I contributi serviranno a rafforzare la competitività, agevolare l'accesso al credito e attivare investimenti stimati in 120 milioni di euro.
Le imprese potranno ottenere finanziamenti a medio e lungo termine erogati dal sistema bancario, con garanzia diretta dei Confidi e controgaranzia di Cassa depositi e Prestiti (fondo EuReCa).

Il bando, approvato dalla Giunta regionale, destina alle PMI, per il biennio 2018-2019, circa 24 milioni di euro, di cui circa 22,5 milioni dal Por Fesr 2014-2020 (fondi europei) e 1,5 milioni di fondi regionali dedicati esclusivamente alle imprese localizzate nelle aree montane dell’Emilia-Romagna. Il Fondo di controgaranzia EuReCa prevede una dotazione iniziale di oltre 6 milioni di euro, elevabile a 15 milioni.

I contributi
Con il bando saranno erogati contributi a fondo perduto pari al 20% della spesa ammissibile per ogni progetto, che potrà avere un valore compreso tra 40 mila e 500 mila euro. Per le imprese collocate in aree montane, il contributo a fondo perduto è elevabile al 30%. Seguendo le indicazioni del Patto regionale per il Lavoro, la quota a fondo perduto potrà essere aumentata del 5% se il progetto prevede un incremento dell’occupazione oppure è presentato da imprese femminili o giovanili, o in possesso del rating di legalità. In ogni caso, il contributo, che potrà arrivare alla misura percentuale massima del 35% della spesa ammissibile, non potrà superare l’importo di 150mila euro.

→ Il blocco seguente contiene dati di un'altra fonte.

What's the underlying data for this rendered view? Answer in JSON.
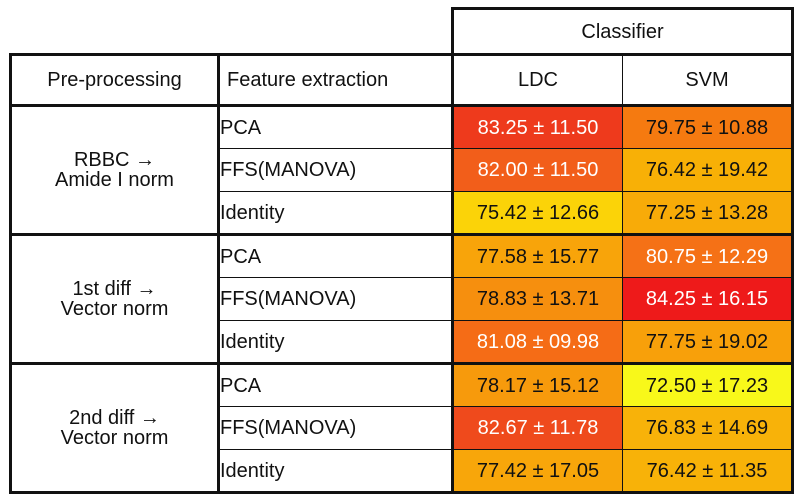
{
  "table": {
    "classifier_header": "Classifier",
    "col_preprocessing": "Pre-processing",
    "col_feature_extraction": "Feature extraction",
    "col_ldc": "LDC",
    "col_svm": "SVM",
    "groups": [
      {
        "pre_line1": "RBBC →",
        "pre_line2": "Amide I norm",
        "rows": [
          {
            "feature": "PCA",
            "ldc": "83.25 ± 11.50",
            "svm": "79.75 ± 10.88",
            "ldc_color": "#ee3a1c",
            "svm_color": "#f57a10"
          },
          {
            "feature": "FFS(MANOVA)",
            "ldc": "82.00 ± 11.50",
            "svm": "76.42 ± 19.42",
            "ldc_color": "#f25e1a",
            "svm_color": "#f8b006"
          },
          {
            "feature": "Identity",
            "ldc": "75.42 ± 12.66",
            "svm": "77.25 ± 13.28",
            "ldc_color": "#fbd308",
            "svm_color": "#f8ab08"
          }
        ]
      },
      {
        "pre_line1": "1st diff →",
        "pre_line2": "Vector norm",
        "rows": [
          {
            "feature": "PCA",
            "ldc": "77.58 ± 15.77",
            "svm": "80.75 ± 12.29",
            "ldc_color": "#f8a40a",
            "svm_color": "#f57116"
          },
          {
            "feature": "FFS(MANOVA)",
            "ldc": "78.83 ± 13.71",
            "svm": "84.25 ± 16.15",
            "ldc_color": "#f68f0e",
            "svm_color": "#ee1a1a"
          },
          {
            "feature": "Identity",
            "ldc": "81.08 ± 09.98",
            "svm": "77.75 ± 19.02",
            "ldc_color": "#f56c16",
            "svm_color": "#f8a00a"
          }
        ]
      },
      {
        "pre_line1": "2nd diff →",
        "pre_line2": "Vector norm",
        "rows": [
          {
            "feature": "PCA",
            "ldc": "78.17 ± 15.12",
            "svm": "72.50 ± 17.23",
            "ldc_color": "#f79a0c",
            "svm_color": "#f8f81a"
          },
          {
            "feature": "FFS(MANOVA)",
            "ldc": "82.67 ± 11.78",
            "svm": "76.83 ± 14.69",
            "ldc_color": "#ef4a1c",
            "svm_color": "#f8b209"
          },
          {
            "feature": "Identity",
            "ldc": "77.42 ± 17.05",
            "svm": "76.42 ± 11.35",
            "ldc_color": "#f8a60a",
            "svm_color": "#f8b208"
          }
        ]
      }
    ]
  }
}
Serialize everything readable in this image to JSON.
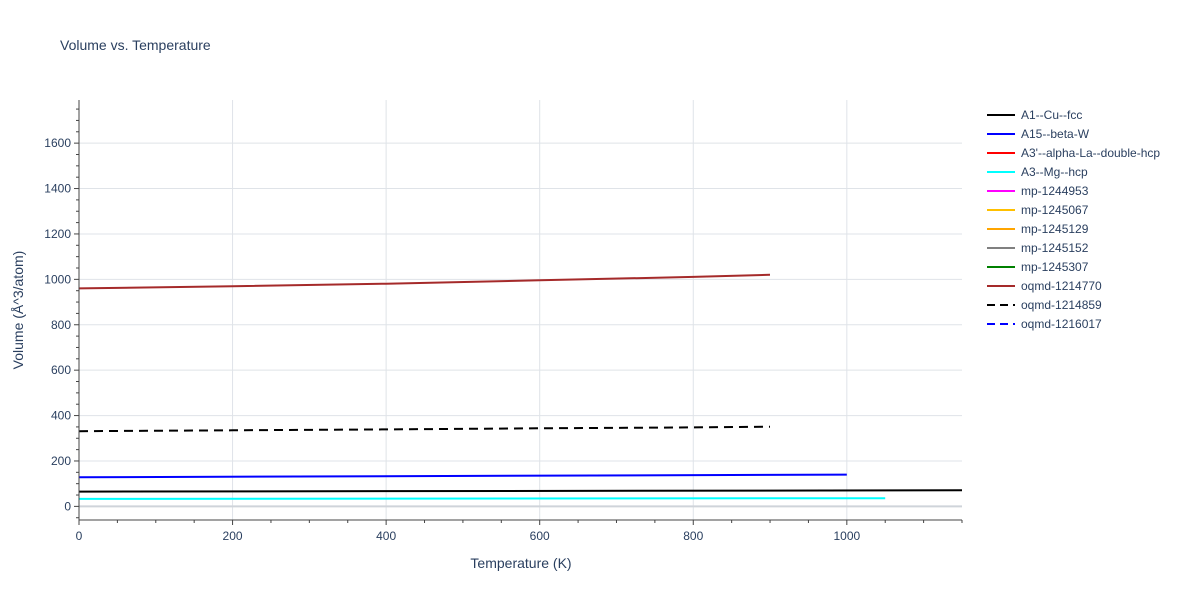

Presentazione della domanda
Le domande di contributo a fondo perduto potranno essere presentate all’interno di due finestre temporali:

  • dal 5 giugno al 19 luglio 2018 per gli interventi da realizzare almeno per l’80% entro il 31 dicembre 2018 e per un massimo del 20% nel 2019;
  • dal 4 settembre 2018 al 28 febbraio 2019 per gli interventi da realizzare nel 2019.

Progetti ammissibili
I progetti devono prevedere investimenti produttivi espansivi ad alto contenuto tecnologico che, attraverso un complessivo ammodernamento degli impianti, dei macchinari e delle attrezzature, siano idonei a favorire l’innovazione di processo, di prodotto o di servizio e abbiano ricadute positive su uno o più dei seguenti aspetti: miglioramento dei tempi di risposta e di soddisfacimento delle esigenze dei clienti; introduzione di tecnologie abilitanti nei processi produttivi; riduzione degli impatti ambientali dei processi produttivi.

Spese ammissibili
Oltre all’acquisto di impianti, macchinari e attrezzature, sono ammissibili le spese per l’acquisto di beni intangibili e di strumenti gestionali funzionali al progetto. Inoltre sono ammesse, nelle misure percentuali indicate nel bando, le spese per opere murarie ed edilizie strettamente necessarie per l’installazione e posa in opera degli impianti e dei macchinari e per l’acquisizione di servizi di consulenza specialistica.

Per informazioni si può contattare lo Sportello imprese della Regione, dal lunedì al venerdì, dalle 9.30 alle 13.00, al numero 848.800.258; oppure inviare una e-mail all'indirizzo infoporfesr@regione.emilia-romagna.it.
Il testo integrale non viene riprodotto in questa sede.